LeetCode - Easy - 228. Summary Ranges

Topic

• Array
• Two Pointers

Description

https://leetcode.com/problems/summary-ranges/

You are given a sorted unique integer array nums.

Return the smallest sorted list of ranges that cover all the numbers in the array exactly. That is, each element of nums is covered by exactly one of the ranges, and there is no integer x such that x is in one of the ranges but not in nums.

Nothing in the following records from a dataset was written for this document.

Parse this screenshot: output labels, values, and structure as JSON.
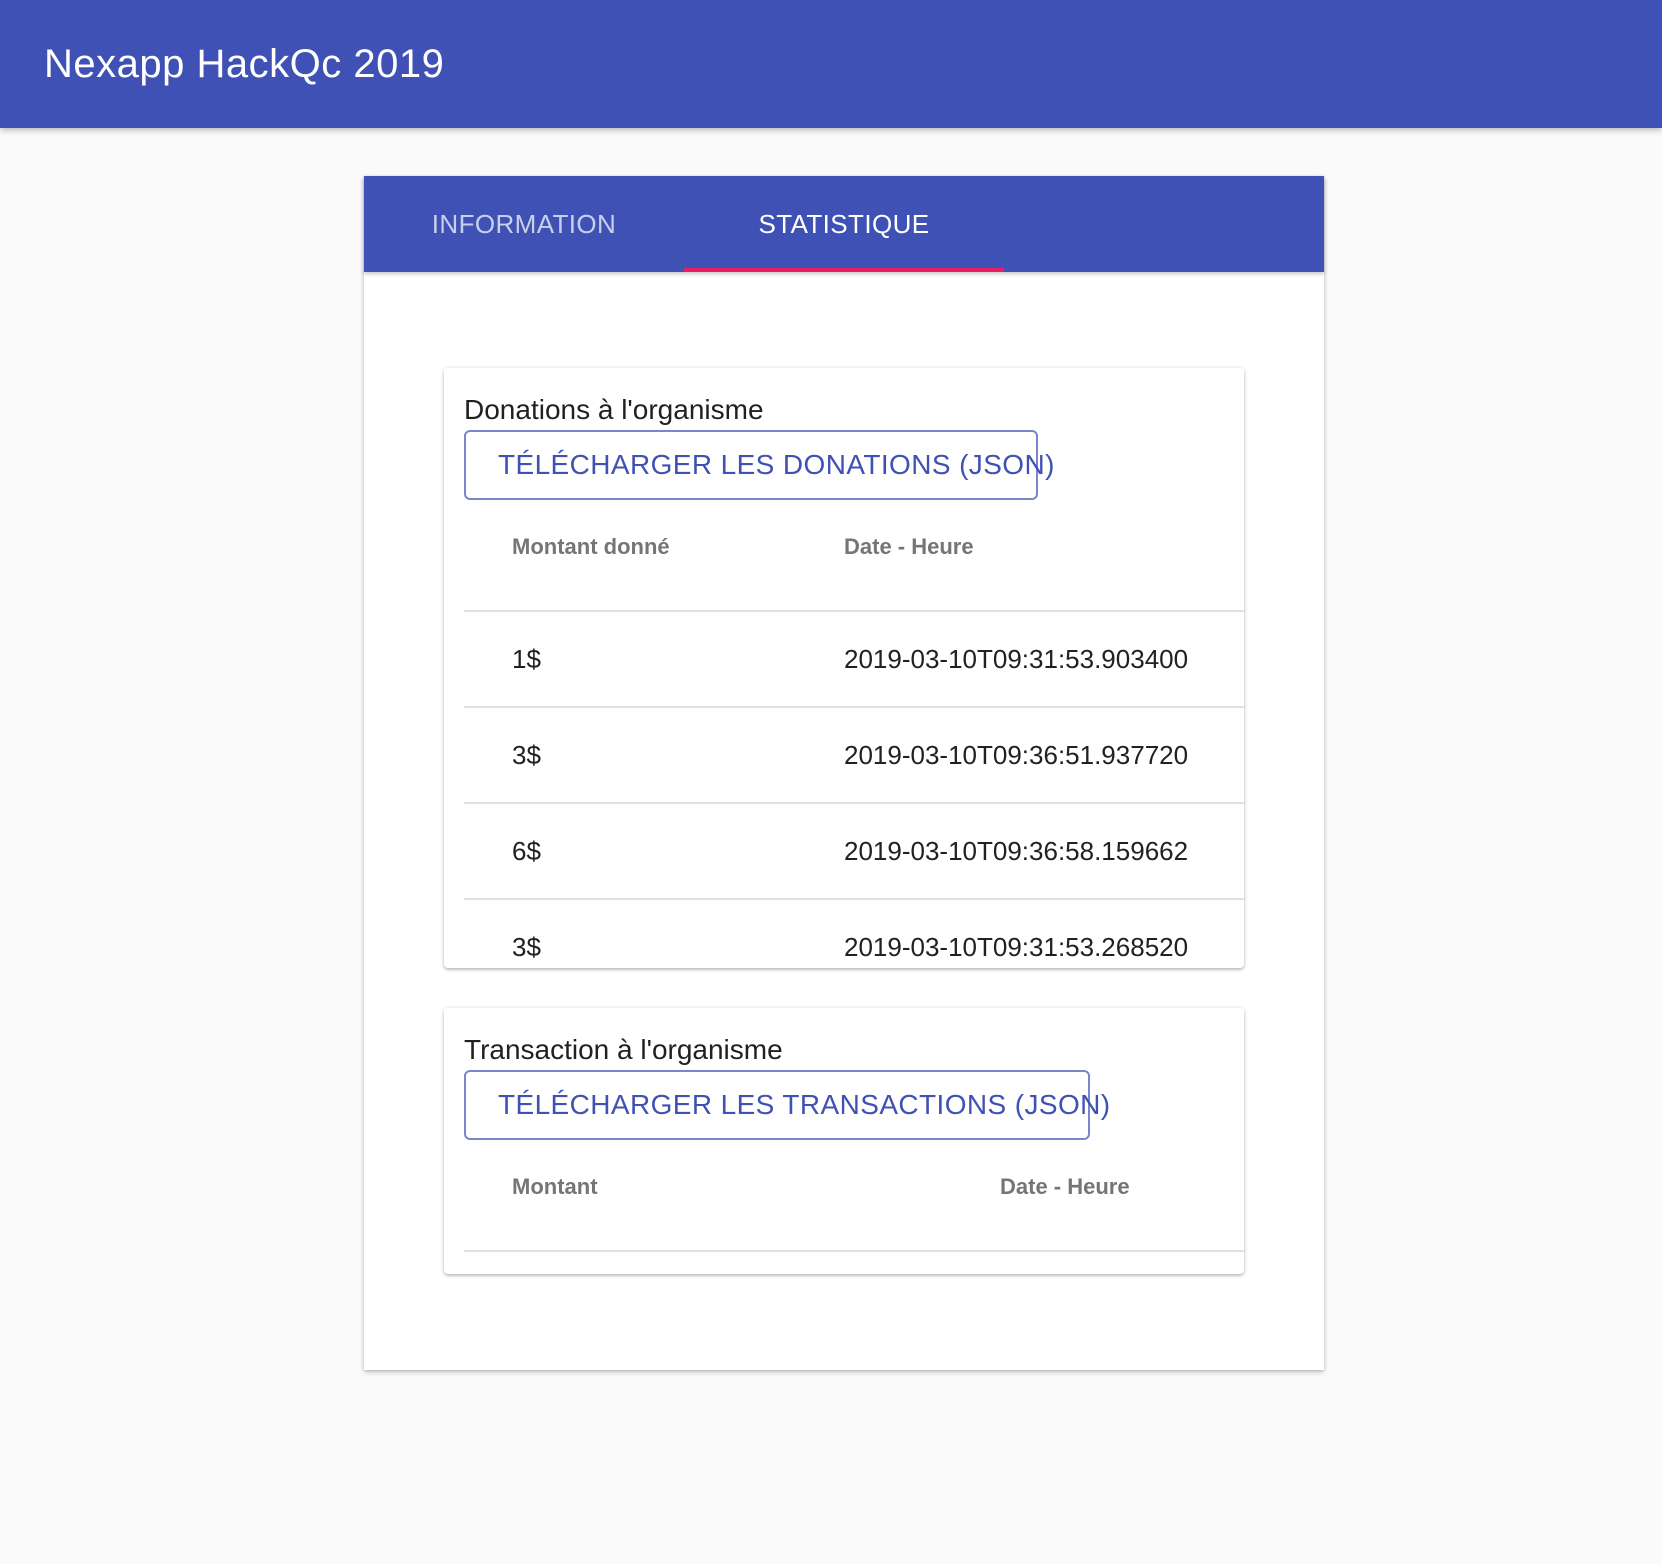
{
  "app": {
    "title": "Nexapp HackQc 2019"
  },
  "tabs": [
    {
      "label": "INFORMATION",
      "active": false
    },
    {
      "label": "STATISTIQUE",
      "active": true
    }
  ],
  "donations": {
    "title": "Donations à l'organisme",
    "download_label": "TÉLÉCHARGER LES DONATIONS (JSON)",
    "columns": [
      "Montant donné",
      "Date - Heure"
    ],
    "rows": [
      {
        "amount": "1$",
        "datetime": "2019-03-10T09:31:53.903400"
      },
      {
        "amount": "3$",
        "datetime": "2019-03-10T09:36:51.937720"
      },
      {
        "amount": "6$",
        "datetime": "2019-03-10T09:36:58.159662"
      },
      {
        "amount": "3$",
        "datetime": "2019-03-10T09:31:53.268520"
      }
    ]
  },
  "transactions": {
    "title": "Transaction à l'organisme",
    "download_label": "TÉLÉCHARGER LES TRANSACTIONS (JSON)",
    "columns": [
      "Montant",
      "Date - Heure"
    ],
    "rows": []
  },
  "colors": {
    "primary": "#3f51b5",
    "accent": "#e91e63",
    "background": "#fafafa",
    "button_border": "#7986cb"
  }
}
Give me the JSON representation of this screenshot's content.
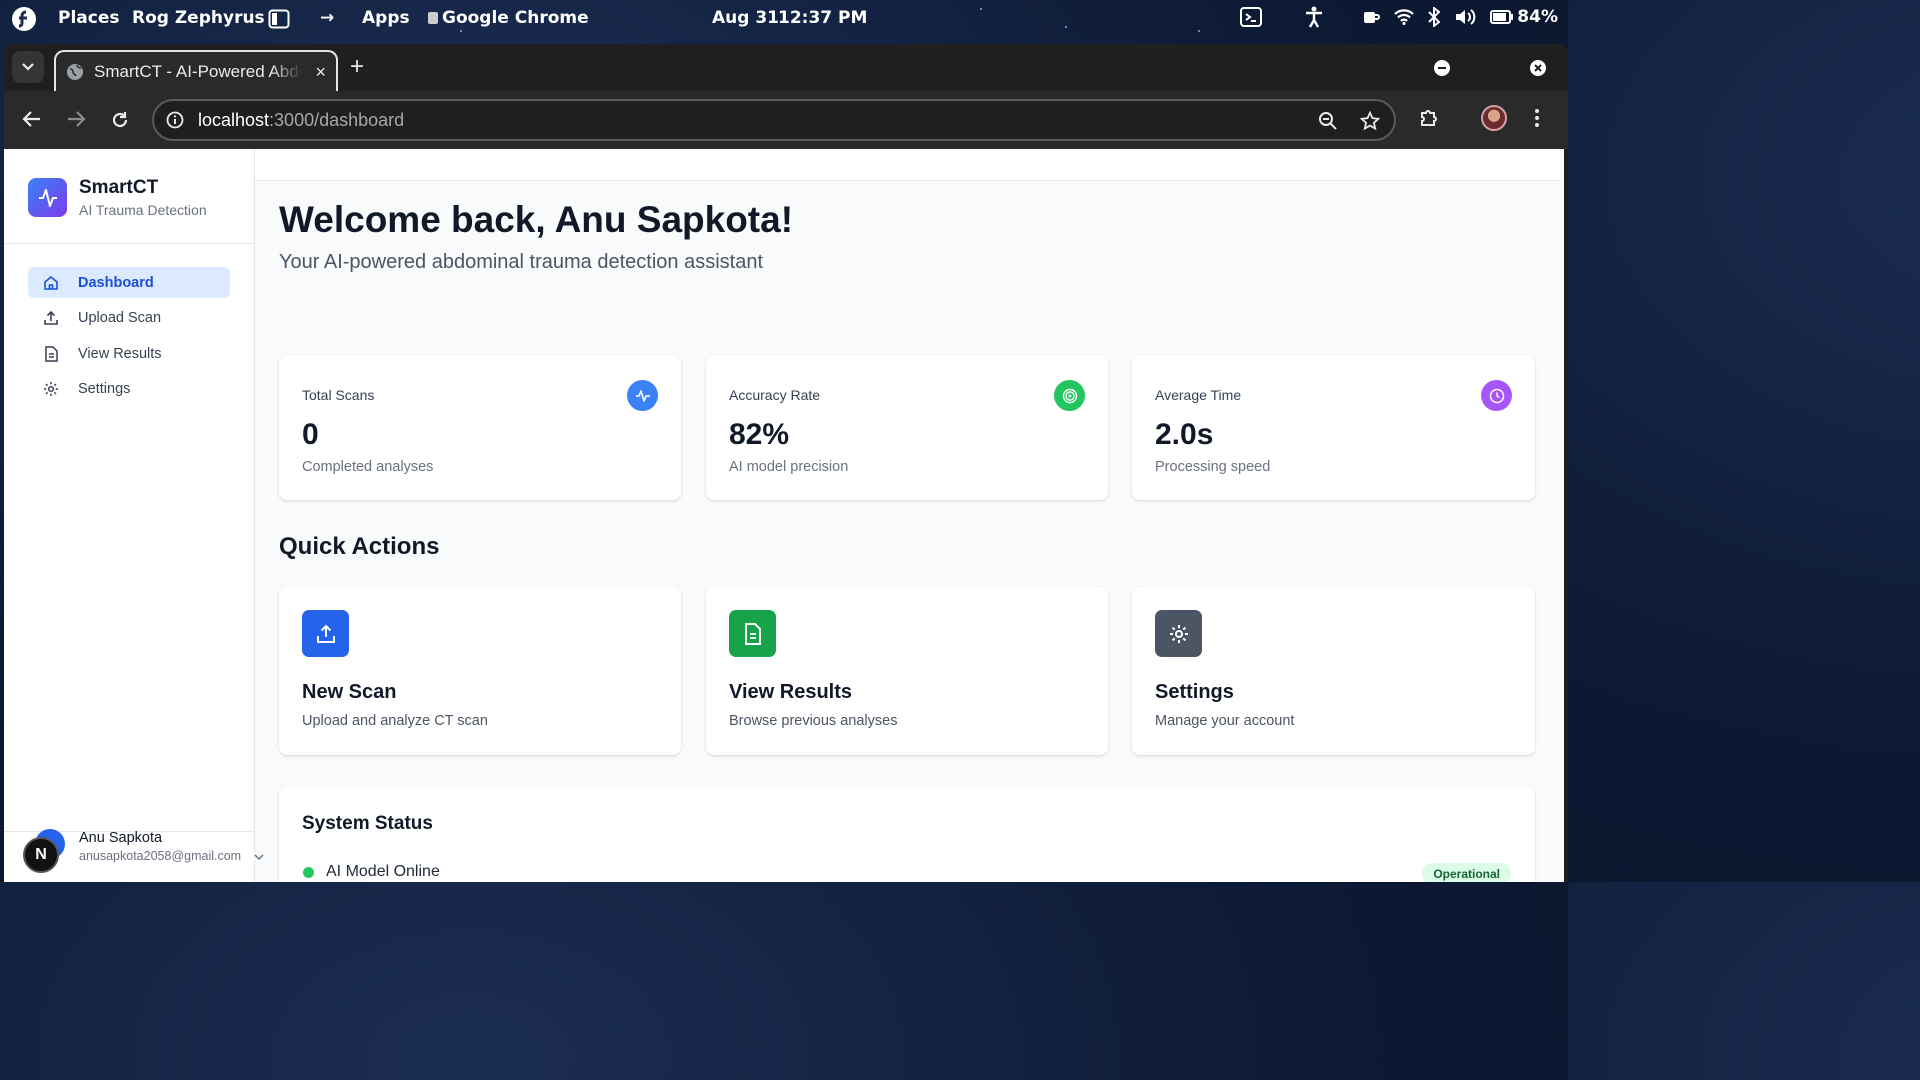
{
  "os_bar": {
    "places": "Places",
    "device": "Rog Zephyrus",
    "arrow": "→",
    "apps": "Apps",
    "active_app": "Google Chrome",
    "date": "Aug 31",
    "time": "12:37 PM",
    "battery": "84%"
  },
  "browser": {
    "tab_title": "SmartCT - AI-Powered Abdominal Trauma Detection",
    "tab_close": "×",
    "new_tab": "+",
    "url_host": "localhost",
    "url_path": ":3000/dashboard"
  },
  "sidebar": {
    "brand_name": "SmartCT",
    "brand_sub": "AI Trauma Detection",
    "items": [
      {
        "label": "Dashboard",
        "icon": "home-icon",
        "active": true
      },
      {
        "label": "Upload Scan",
        "icon": "upload-icon",
        "active": false
      },
      {
        "label": "View Results",
        "icon": "file-icon",
        "active": false
      },
      {
        "label": "Settings",
        "icon": "gear-icon",
        "active": false
      }
    ],
    "user": {
      "initial": "N",
      "name": "Anu Sapkota",
      "email": "anusapkota2058@gmail.com"
    }
  },
  "main": {
    "welcome": "Welcome back, Anu Sapkota!",
    "subtitle": "Your AI-powered abdominal trauma detection assistant",
    "stats": [
      {
        "label": "Total Scans",
        "value": "0",
        "sub": "Completed analyses",
        "icon": "activity-icon",
        "color": "#3b82f6"
      },
      {
        "label": "Accuracy Rate",
        "value": "82%",
        "sub": "AI model precision",
        "icon": "target-icon",
        "color": "#22c55e"
      },
      {
        "label": "Average Time",
        "value": "2.0s",
        "sub": "Processing speed",
        "icon": "clock-icon",
        "color": "#a855f7"
      }
    ],
    "quick_actions_title": "Quick Actions",
    "quick_actions": [
      {
        "title": "New Scan",
        "sub": "Upload and analyze CT scan",
        "icon": "upload-icon",
        "color": "#2563eb"
      },
      {
        "title": "View Results",
        "sub": "Browse previous analyses",
        "icon": "file-icon",
        "color": "#16a34a"
      },
      {
        "title": "Settings",
        "sub": "Manage your account",
        "icon": "gear-icon",
        "color": "#4b5563"
      }
    ],
    "system_status": {
      "title": "System Status",
      "label": "AI Model Online",
      "badge": "Operational"
    }
  }
}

Each range [a,b] in the list should be output as:

• "a->b" if a != b
• "a" if a == b

Example 1:

Input: nums = [0,1,2,4,5,7]
Output: ["0->2","4->5","7"]
Explanation: The ranges are:
[0,2] --> "0->2"
[4,5] --> "4->5"
[7,7] --> "7"

Example 2:

Input: nums = [0,2,3,4,6,8,9]
Output: ["0","2->4","6","8->9"]
Explanation: The ranges are:
[0,0] --> "0"
[2,4] --> "2->4"
[6,6] --> "6"
[8,9] --> "8->9"

Example 3:

Input: nums = []
Output: []

Example 4:

Input: nums = [-1]
Output: ["-1"]

Example 5:

Input: nums = [0]
Output: ["0"]

Constraints:

• 0 <= nums.length <= 20
• -2³¹ <= nums[i] <= 2³¹ - 1
• All the values of nums are unique.
• nums is sorted in ascending order.

Analysis

略

Submission

public class SummaryRanges {
     
	
	//方法一：我写的
	public List<String> summaryRanges1(int[] nums) {
     
		List<String> result = new ArrayList<>();
		if (nums == null || nums.length == 0)
			return result;

		int left = nums[0], right = nums[0];

		for (int i = 1; i < nums.length; i++) {
     
			if (right + 1 == nums[i]) {
     
				right++;
			} else {
     
				result.add(left == right ? left + "" : left + "->" + right);
				left = right = nums[i];
			}
		}
		result.add(left == right ? left + "" : left + "->" + right);
		return result;
	}

	//方法二：别人写的，双指针
	public List<String> summaryRanges2(int[] nums) {
     
		List<String> list = new ArrayList<>();
		for (int i = 0; i < nums.length; i++) {
     
			int a = nums[i];
			while (i + 1 < nums.length && nums[i + 1] - nums[i] == 1) 
				i++;
			list.add(a == nums[i] ? a + "" : a + "->" + nums[i]);
		}
		return list;
	}
}

Test

import static org.junit.Assert.*;

import org.hamcrest.collection.IsEmptyCollection;

import static org.hamcrest.MatcherAssert.assertThat;
import static org.hamcrest.collection.IsIterableContainingInOrder.contains;

import org.junit.Test;

public class SummaryRangesTest {
     

	@Test
	public void test() {
     
		SummaryRanges obj = new SummaryRanges();

		assertThat(obj.summaryRanges1(new int[] {
     0, 1, 2, 4, 5, 7}), //
				contains("0->2", "4->5", "7"));
		assertThat(obj.summaryRanges1(new int[] {
     0, 2, 3, 4, 6, 8, 9}), // 
				contains("0","2->4","6","8->9"));
		assertThat(obj.summaryRanges1(new int[] {
     }), IsEmptyCollection.empty());
		
		assertThat(obj.summaryRanges1(new int[] {
     -1}), contains("-1"));
		assertThat(obj.summaryRanges1(new int[] {
     0}), contains("0"));
		
		
		assertThat(obj.summaryRanges2(new int[] {
     0, 1, 2, 4, 5, 7}), //
				contains("0->2", "4->5", "7"));
		assertThat(obj.summaryRanges2(new int[] {
     0, 2, 3, 4, 6, 8, 9}), // 
				contains("0","2->4","6","8->9"));
		assertThat(obj.summaryRanges2(new int[] {
     }), IsEmptyCollection.empty());
		
		assertThat(obj.summaryRanges2(new int[] {
     -1}), contains("-1"));
		assertThat(obj.summaryRanges2(new int[] {
     0}), contains("0"));
		
	}
}